Erdal Eren (25 Eylül 1961, Şebinkarahisar, Giresun - 13 Aralık 1980, Ankara), Türk Marksist-Leninist militan. #12 Eylül Darbesi#'nden sonra 1980-1984 arasında idam edilen 50 mahkûmdan biridir. 2 Şubat 1980 günü Piyade Er Zekeriya Önge'yi öldürmüş, yargılanıp 19 Mart 1980'de ölüm cezasına çarptırılmış, darbe sonrasında 19 yaşındayken idam edilmiştir.
Ankara Yapı Meslek Lisesi öğrencisi sol görüşlü Erdal Eren, Yurtsever Devrimci Gençlik Derneğinin üyesiydi. 12 Eylül Darbesi öncesinde 2 Şubat 1980 günü silahlı olarak katıldığı eylem sırasında çıkan çatışmada hayatını kaybeden askerî inzibat eri Zekeriya Önge'yi öldürme suçundan yargılanarak 19 Mart 1980'de Ankara Sıkıyönetim Komutanlığı 1 Numaralı Askerî Mahkemesi tarafından ölüm cezasına çarptırılmış, hakkındaki idam kararı Askerî Yargıtay 3. Dairesi tarafından önce usul yönünden, daha sonra ise esastan bozulmuş ancak Askerî Yargıtay Başsavcısının bozma kararına itirazı sonucu dosya iki kez Askerî Yargıtay Daireler Kuruluna gitmiş ve Kurul, mahkeme kararını uygun görerek idamı 20 Kasım 1980'de onamıştır. Karar son olarak 12 Aralık 1980'de Devlet Başkanı Orgeneral Kenan Evren başkanlığındaki Millî Güvenlik Konseyi tarafından onaylanmış ve Erdal Eren 13 Aralık 1980 günü Ulucanlar Cezaevi'nde asılarak idam edilmiştir.
Arka plan
Orta Doğu Teknik Üniversitesi öğrencisi ve Yurtsever Devrimci Gençlik Derneği üyesi Sinan Suner, 30 Ocak 1980 tarihinde Milliyetçi Hareket Partili bakan Cengiz Gökçek'in koruması Süleyman Ezendemir tarafından vurularak öldürüldü. Erdal Eren, olayı protesto etmek için Suner'in öldürüldüğü Ayrancı Mahallesi'ndeki Hoşdere Caddesi'nde 2 Şubat 1980 günü düzenlenen, üç bini aşkın kişinin katıldığı[8] eyleme silahıyla katıldı. Erdal Eren'e, kendi ifadesiyle, kitlesini koruma görevi de verildi. Gruba müdahale etmek için Zekeriya Önge'nin de aralarında bulunduğu 12 kişilik askerî tim olay yerine geldi. Araçtan inen askerler slogan atan topluluğu dağıtmak ve eylemcileri yakalamak için harekete geçti.

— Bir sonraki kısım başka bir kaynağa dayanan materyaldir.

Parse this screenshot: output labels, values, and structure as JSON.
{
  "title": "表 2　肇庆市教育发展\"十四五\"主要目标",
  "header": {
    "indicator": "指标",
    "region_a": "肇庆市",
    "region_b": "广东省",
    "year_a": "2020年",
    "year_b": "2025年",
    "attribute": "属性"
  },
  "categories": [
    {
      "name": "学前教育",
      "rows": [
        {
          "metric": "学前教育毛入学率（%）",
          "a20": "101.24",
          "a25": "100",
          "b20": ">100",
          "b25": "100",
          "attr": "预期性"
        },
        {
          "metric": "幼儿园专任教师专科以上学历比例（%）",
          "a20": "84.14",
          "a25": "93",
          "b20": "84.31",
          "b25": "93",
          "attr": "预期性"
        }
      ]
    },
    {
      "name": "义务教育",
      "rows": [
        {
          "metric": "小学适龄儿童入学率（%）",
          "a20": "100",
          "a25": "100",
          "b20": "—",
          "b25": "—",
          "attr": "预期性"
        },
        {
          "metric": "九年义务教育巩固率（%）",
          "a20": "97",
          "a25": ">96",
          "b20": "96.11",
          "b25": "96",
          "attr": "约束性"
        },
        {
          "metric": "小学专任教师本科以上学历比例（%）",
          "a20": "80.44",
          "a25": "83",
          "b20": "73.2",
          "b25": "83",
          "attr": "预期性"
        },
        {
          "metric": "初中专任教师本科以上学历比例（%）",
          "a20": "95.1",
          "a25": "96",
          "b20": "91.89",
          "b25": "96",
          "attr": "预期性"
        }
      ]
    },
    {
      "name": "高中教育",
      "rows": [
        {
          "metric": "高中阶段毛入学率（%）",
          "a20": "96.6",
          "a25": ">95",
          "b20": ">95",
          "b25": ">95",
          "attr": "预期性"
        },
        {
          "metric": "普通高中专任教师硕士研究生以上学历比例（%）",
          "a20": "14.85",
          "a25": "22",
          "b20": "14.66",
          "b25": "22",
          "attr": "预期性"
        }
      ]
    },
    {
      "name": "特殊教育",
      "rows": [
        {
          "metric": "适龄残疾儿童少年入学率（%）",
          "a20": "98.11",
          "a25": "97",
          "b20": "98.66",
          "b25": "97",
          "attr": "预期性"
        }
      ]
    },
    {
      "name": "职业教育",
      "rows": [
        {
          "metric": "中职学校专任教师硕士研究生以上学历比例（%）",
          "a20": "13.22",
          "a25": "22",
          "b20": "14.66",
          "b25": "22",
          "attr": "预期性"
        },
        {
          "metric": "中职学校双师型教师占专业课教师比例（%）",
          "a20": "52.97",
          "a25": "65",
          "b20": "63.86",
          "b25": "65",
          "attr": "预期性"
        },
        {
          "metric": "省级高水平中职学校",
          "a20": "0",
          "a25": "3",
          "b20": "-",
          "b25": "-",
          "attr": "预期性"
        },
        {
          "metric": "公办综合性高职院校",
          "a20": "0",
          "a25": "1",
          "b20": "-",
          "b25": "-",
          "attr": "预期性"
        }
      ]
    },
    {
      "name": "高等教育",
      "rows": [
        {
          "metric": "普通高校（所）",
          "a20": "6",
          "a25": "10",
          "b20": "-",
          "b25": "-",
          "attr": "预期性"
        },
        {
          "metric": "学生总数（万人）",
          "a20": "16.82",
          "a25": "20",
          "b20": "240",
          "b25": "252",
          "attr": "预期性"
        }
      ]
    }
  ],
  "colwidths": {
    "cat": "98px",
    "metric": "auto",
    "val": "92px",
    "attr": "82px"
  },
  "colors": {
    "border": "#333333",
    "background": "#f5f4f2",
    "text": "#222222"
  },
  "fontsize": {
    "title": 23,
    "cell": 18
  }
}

Grup sağa sola dağıldı. Askerler slogan atan grubun peşine düştü. Mahkeme belgesinde olayın devamı şöyle anlatılmıştır:
8 numaralı Ayyıldız Apartmanı'nın bahçesinde sanık elindeki tabancayla inzibat erlerine 3 veya 4 el ateş etti. İnzibat eri Zekeriya Önge yaralanıp yere düştü. Kalaslar arasında gizlenen sanık Erdal Eren, etrafının çevrilmesi üzerine ellerini kaldırarak teslim oldu. Kalaslar arasında yapılan aramada tabanca bulundu. Er Zekeriya Önge hastaneye kaldırılırken yolda vefat etti. Yapılan otopsisinde sırtından mermi giriş deliği tespit edildi. Merminin sanık Erdal Eren'in tabancasından atıldığına dair tereddüde yer verecek hiçbir durum bulunmadığı kanaatine varıldı.

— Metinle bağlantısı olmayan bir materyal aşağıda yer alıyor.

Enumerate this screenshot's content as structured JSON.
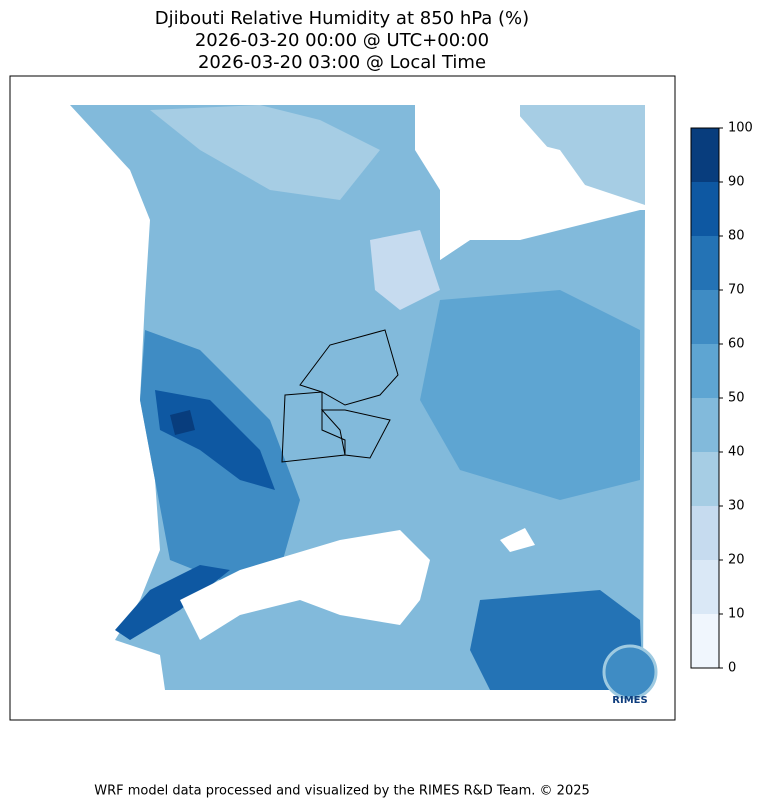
{
  "chart_data": {
    "type": "contour-map",
    "title": [
      "Djibouti Relative Humidity at 850 hPa (%)",
      "2026-03-20 00:00 @ UTC+00:00",
      "2026-03-20 03:00 @ Local Time"
    ],
    "colorbar": {
      "levels": [
        0,
        10,
        20,
        30,
        40,
        50,
        60,
        70,
        80,
        90,
        100
      ],
      "colors": [
        "#f0f6fd",
        "#dae8f6",
        "#c6dbef",
        "#a6cde4",
        "#82badb",
        "#5ea5d2",
        "#3f8cc4",
        "#2473b5",
        "#0e58a2",
        "#083d7d"
      ]
    },
    "logo_text": "RIMES",
    "footer": "WRF model data processed and visualized by the RIMES R&D Team. © 2025"
  }
}
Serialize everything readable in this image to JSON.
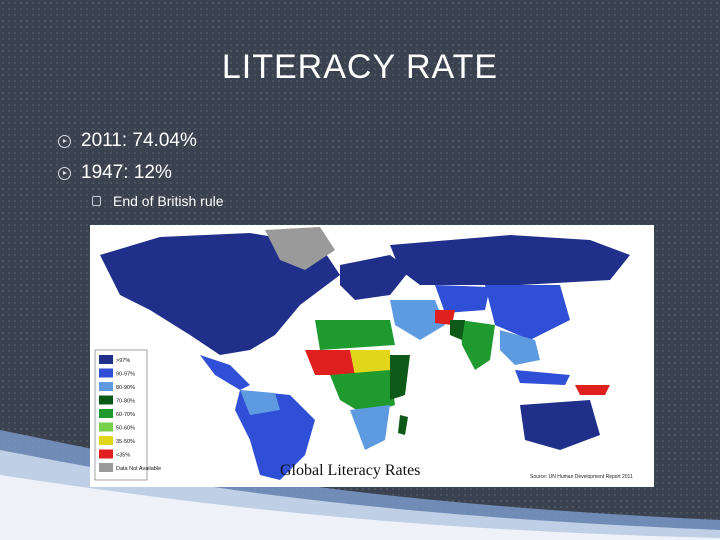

Olayın ardından 7 Şubat 1980'de yayımladığı Susmayalım... başlıklı köşe yazısında Uğur Mumcu, Zekeriya Önge'nin ölümünden duyduğu üzüntüyü paylaştı:
Sinan Suner'in yakınları nasıl gözyaşı içindelerse, olaydan iki gün sonra, bu cinayeti protesto etmek için toplanan bir grubun içinden atılan kurşunla öldürülen inzibat eri Zekeriya Önge'nin ana ve babası da gözyaşları içinde, bağırlarına taş basıyor... Akıtılan kanı, bir başkasının kanı ile temizlemeye olanak yoktur; hele akıtılan kan yoksul bir inzibat erinin kanıysa...
11 Şubat 1980 günü aynı olaya yine değinen Uğur Mumcu, teröre tepki gösterdi:
Daha önce de Ankara'da bir inzibat erimiz şehit edildi...
Bütün bunlar, terörizmin yeni bir aşamada olduğunu kanıtlayıcı örneklerdir.
Bu saldırı ve cinayetler, devrimcilik, solculuk, ilericilik gibi etiketler altında yapılıyorsa, bunları en ağır biçimde kınamak ilerici basın olarak bizim görevimizdir. Yoksul bekçilere, inzibat erlerine, devlet polisine, jandarmasına kurşun sıkmak, alçakça işlenmiş cinayetlerdir hem de ayrıca bu tür eylemler, devrimciliğe, solculuğa, sosyalistliğe ihanettir.
Erdal Eren, 13 Şubat'taki ilk dava duruşmasında şöyle dedi:
Biz devrimcilerin, alçakça katledilen yoldaşlara son saygı görevini 'yasaları da çiğneyerek' yapması meşrudur.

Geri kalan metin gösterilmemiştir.